As for the space of time between the refusals and all the driving.. (I live approx. 30 miles in either direction from a ‘Town/City’ & another 200+ from a town without the ‘Pro-Life’ hurdles…). After the refusals … of a medication that has a three-day window (AFAIK at the time) and almost two days had already passed, it was (in my mind) a matter of ‘wait and see’.
However, I did elect to purchase herbs from a local apothecary that are known to have abortifacient properties. I spent weeks choking down teas and herbal supplements..and hoping… (for a short time I thought It was working). When it was clear, it hadn’t.
I then began calling and researching clinics with RU-486 services. Which IS SOLD/ADVERTISED locally. But, NO ONE will actually write the prescription locally…
Anyway, I tend to get very defensive and ‘emo’ over the whole issue. I am not the sharpest tool in the shed… but I tried everything (my afflicted little brain) could think of … to get the medication to prevent it… then to obtain the medication to ‘end’ it… and finally resorting to the surgery… only to have another ASSHOLE :open_mouth: dime me out to the very family member(s), I had done all of this to spare :
(.
:smack:

I am sorry if my sudden disappearance offended you… I had to ‘run’, as they say. Until I found the post in a recent online search, I had completely forgotten, not only the post but my password as well… :dubious:

I am finished trying ‘defend’ any of my actions. I need no assistance in the self-loathing department. I am usually the first to acknowledge that I myself/my life are an ‘Epic-Fail’. I know that I am a P.O.S. by all current standards. I am simply trying not to let this epic-failure become a sequel or a trilogy!!

Whether you agree with my point(s) or not… I am grateful for ALL of the feed back. I like to know both sides of the argument. So, let me take this opportunity to Thank You, and say I appreciate the in-put! (I say that with all sincerity!)

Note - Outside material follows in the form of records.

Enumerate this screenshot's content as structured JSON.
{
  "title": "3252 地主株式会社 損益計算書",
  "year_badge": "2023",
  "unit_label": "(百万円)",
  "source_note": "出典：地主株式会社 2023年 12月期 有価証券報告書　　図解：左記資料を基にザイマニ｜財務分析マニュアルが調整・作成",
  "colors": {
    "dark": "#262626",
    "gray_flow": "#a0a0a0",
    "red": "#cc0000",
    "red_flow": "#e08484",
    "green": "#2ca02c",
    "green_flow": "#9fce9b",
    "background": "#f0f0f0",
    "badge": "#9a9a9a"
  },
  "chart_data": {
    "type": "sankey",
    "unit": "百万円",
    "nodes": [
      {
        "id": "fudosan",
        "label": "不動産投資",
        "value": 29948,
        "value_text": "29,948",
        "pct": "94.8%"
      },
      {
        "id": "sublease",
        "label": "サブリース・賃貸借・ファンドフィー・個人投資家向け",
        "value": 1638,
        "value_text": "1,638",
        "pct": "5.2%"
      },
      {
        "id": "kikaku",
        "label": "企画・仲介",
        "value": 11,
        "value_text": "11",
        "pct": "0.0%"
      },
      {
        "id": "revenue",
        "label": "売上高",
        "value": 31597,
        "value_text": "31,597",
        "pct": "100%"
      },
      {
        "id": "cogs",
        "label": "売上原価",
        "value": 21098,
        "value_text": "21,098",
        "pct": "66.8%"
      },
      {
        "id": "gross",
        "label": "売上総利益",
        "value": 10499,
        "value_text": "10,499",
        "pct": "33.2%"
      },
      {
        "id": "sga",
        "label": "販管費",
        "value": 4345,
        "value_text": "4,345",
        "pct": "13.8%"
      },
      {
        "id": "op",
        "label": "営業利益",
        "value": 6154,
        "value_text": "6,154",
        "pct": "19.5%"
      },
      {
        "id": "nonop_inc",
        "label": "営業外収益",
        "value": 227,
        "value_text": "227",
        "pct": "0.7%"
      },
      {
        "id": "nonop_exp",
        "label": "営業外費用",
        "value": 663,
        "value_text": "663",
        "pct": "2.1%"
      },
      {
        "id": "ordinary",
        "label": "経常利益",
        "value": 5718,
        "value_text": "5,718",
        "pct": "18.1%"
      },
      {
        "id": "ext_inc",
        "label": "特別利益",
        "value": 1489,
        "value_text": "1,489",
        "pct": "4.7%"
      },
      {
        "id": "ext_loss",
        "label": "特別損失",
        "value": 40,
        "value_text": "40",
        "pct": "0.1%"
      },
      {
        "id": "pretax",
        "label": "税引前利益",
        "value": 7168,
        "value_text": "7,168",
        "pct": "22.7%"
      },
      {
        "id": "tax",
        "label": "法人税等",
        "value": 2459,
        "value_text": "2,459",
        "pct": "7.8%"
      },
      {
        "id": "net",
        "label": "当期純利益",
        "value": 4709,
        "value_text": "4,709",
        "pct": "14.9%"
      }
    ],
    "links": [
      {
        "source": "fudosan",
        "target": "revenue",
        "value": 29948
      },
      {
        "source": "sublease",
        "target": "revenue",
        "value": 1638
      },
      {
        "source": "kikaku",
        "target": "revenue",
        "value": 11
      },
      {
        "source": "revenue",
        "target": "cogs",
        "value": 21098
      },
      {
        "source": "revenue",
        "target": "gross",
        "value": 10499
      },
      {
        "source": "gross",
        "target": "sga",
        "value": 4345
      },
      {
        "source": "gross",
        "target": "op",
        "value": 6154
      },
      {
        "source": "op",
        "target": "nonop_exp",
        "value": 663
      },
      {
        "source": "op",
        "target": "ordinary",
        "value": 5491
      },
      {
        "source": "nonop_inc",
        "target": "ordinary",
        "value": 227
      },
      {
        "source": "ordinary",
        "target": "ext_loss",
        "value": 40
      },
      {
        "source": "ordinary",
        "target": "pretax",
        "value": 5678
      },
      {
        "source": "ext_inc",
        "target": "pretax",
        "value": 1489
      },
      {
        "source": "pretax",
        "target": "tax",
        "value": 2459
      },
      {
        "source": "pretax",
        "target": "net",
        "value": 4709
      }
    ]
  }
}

Agreed, & that is a great point.
Because though ‘some people’ do not have the pharmacy coverage of OTC “EC” through their insurance. The pharmacist has the knowledge power and ability to have dispensed a BC that WASN’T; OTC &/or ‘against his beliefs’ (ie; that wasn’t “EC”) and instructed the proper dosage. AFAIK… that is what was supposed to happen if my insurance had been declined. However, it was easier to simply turn me away without even running my coverage to determine the answer to that question.

FYI-there were no other ER’s to go to… (If I am even replying to the right thread…;)… it was the only one… and I did go so far as to ask “should I have lied and claimed I was raped?”… it was equally NOT well received.)